Side view of Dingle cog with lockring
Side view of Dingle cog with lockring

PARTS USED

  • 2008 SE Racing Stout 29er frame
  • 2012 Race Face Chester triple crankset
  • 36t Salsa chainring
  • 33t Surly chainring
  • Surly 135mm flip-flop, fixed/FW rear hub laced to a Mavic Open Sport rim
  • 17/20 Dingle cog

A little about my bike and why I chose to put the Dingle Speed Drive on it…  Well it is one of the few mass produced 29ers to not only have track dropouts in the rear, but also V-brake posts.  In spite of the 6061 aluminum heavy duty BMX style frame, the Easton carbon cockpit, Origin 8 carbon fork, and a Stan’s tubeless conversion, the bike is still 24 lb. I did have a mid-level 2×9 drive train on it, but that added 3.5 lb. to the bike. I converted it with the Surly flip/flop hub last summer, and though it was nice and light.  The fixed gear really works for me, although I found the one gear ratio just too limiting, especially since I bike everywhere.

36t chainring outer, 33t chainring middle
36t chainring outer, 33t chainring middle

I am now setting up this Dingle Speed with a 36:17 street/urban gear and a 33:20 mountain gear. You can use any fixed gear hub, but I am using a 135mm Surly hub.  It’s already on my 29er, it’s the most affordable 135mm fixed gear hub on the market, and I already had my eye on the Dingle Speed set up.

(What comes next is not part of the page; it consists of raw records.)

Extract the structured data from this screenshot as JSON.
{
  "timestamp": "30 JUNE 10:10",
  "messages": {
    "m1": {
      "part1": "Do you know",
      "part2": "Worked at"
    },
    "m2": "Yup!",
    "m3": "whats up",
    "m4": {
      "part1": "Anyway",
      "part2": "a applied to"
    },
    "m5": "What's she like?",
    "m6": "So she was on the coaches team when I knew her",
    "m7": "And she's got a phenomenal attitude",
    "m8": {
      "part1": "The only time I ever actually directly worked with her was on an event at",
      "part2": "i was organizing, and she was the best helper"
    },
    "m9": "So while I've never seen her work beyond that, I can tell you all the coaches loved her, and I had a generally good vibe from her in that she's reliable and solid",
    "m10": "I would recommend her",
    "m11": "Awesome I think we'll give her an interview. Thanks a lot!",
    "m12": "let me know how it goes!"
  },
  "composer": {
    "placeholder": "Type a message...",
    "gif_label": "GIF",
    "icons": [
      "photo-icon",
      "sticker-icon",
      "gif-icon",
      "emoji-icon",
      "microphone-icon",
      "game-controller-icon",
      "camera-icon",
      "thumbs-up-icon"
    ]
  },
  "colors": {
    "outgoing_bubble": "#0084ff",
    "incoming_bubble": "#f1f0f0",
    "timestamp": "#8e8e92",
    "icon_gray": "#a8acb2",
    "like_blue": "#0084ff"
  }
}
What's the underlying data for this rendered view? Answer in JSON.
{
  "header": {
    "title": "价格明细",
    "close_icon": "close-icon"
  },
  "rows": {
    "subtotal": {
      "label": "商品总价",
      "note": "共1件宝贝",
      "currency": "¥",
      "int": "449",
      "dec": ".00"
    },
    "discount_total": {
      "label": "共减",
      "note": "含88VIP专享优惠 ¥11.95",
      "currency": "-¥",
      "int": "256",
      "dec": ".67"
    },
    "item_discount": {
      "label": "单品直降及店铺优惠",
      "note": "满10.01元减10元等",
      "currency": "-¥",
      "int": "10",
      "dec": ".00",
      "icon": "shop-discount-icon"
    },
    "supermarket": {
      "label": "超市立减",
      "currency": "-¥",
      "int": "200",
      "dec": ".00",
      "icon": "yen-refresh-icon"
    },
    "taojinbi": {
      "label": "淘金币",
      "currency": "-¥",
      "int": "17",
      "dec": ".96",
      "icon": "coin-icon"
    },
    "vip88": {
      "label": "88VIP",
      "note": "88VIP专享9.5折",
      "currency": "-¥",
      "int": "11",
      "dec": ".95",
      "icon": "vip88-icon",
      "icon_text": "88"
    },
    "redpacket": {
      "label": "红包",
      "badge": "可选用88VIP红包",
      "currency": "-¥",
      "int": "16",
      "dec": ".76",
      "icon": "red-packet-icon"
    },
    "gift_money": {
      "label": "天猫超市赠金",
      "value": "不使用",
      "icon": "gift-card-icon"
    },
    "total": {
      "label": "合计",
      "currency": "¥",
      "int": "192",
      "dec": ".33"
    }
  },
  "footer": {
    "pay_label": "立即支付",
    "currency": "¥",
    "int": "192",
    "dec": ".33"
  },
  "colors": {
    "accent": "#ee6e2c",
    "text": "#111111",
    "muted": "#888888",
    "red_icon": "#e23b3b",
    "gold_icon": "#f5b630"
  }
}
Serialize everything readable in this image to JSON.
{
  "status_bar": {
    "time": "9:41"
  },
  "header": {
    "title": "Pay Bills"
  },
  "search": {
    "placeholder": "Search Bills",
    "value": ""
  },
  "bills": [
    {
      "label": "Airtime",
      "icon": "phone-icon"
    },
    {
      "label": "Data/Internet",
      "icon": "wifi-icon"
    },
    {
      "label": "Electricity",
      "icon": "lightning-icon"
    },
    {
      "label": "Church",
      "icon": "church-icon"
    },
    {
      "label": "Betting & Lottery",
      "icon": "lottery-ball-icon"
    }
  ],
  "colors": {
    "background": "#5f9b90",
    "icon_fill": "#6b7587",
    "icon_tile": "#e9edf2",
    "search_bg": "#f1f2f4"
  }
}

Dingle lockring with 0.65” “lip” of extra tread
Dingle lockring with 0.65” “lip” of extra tread

The two important parts that make this drive train work are the Surly 2-speed Dingle cog, that comes in 3 combinations, 17/19, 17/20, 17/21, and the Surly Dingle lockring.  It looks like a typical fixed gear lockring except for an small “lip” that has an extra 0.65” of thread to help compensate for the wide double cog.

SETUP

Rear Wheel

The setup of the Dingle Drive is for the most part quite easy.  On the rear wheel, use a spanner to uninstall the lockring that is on your hub (if one is installed), thread the Dingle cog onto the hub, and secure it with the Dingle lockring. You are now done.  Keep in mind that you may have to re-space the rear hub depending on frame clearance and chainline.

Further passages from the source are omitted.